Licensing & reuse of software and data

July 31st, 2011

Deciding on licensing and data distribution is always challenges where talking about data which are intrinsically personal: activity data. Privacy issues are of course relevant here. We cannot distribute openly, or even on proprietary basis, data that relate to users’ actions and personal data on our systems. Anonimisation approaches exist that are supposed to make users un-identifiable in the data. Such approaches however cannot be applied in UCIAD for two main reason:

  • Such anonimisation mechanisms are only garantied in very closed, controlled environment. In particular, they assume that it is possible to completely characterise the dataset, and that integration with other datasets will not happen. These are two assumption that we can’t apply on our data as it is always evolving (in ways that might make established parameters for anonimisation suddenly invalid) and they are meant to be integrated with other data.
  • The whole principle of the project is to distribute the data to the user it concerns, which means that the user is at the center of the data. Anonimising data related to one user, while giving it back to this user makes of course not sense. More generally, anonimisation mechanisms are based on aggregating data into abstracted or averaged values so that individual users disappear. This is obviously in contradiction with the approach taken in UCIAD.

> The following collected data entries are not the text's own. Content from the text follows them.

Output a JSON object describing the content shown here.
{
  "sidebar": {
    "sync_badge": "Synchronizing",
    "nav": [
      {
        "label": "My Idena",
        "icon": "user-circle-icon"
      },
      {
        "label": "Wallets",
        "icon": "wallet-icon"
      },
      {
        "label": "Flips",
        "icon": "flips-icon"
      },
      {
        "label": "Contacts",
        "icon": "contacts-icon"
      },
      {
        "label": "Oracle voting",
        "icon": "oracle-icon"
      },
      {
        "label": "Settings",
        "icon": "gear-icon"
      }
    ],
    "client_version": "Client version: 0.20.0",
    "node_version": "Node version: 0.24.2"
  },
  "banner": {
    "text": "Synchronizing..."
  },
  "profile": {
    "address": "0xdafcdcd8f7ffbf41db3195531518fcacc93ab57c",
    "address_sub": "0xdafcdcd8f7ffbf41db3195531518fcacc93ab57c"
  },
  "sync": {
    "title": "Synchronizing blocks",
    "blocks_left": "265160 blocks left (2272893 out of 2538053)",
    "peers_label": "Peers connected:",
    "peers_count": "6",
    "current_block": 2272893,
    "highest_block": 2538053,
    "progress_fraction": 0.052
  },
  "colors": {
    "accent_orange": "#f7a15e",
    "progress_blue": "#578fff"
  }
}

The issue with licensing data in UCIAD is actually even more complicated: what licence to apply to data exported for a particular user? The ownership of the data is not even clear in this case. It is data collected and delivered by our systems, but that are produced out of the activities of the user. We believe that in this case, a particular type of license, that give control to the user on the distribution of their own data, but without opening it completely, is needed. This is an area that we will need to put additional work on, with possibly useful results coming out of the mydata project.

Of course, despite this very complicated issue, more generic components of UCIAD can be openly distributed. These include the UCIAD ontologies, as well as the source code of the UCIAD platform, manipulating data according to these ontologies.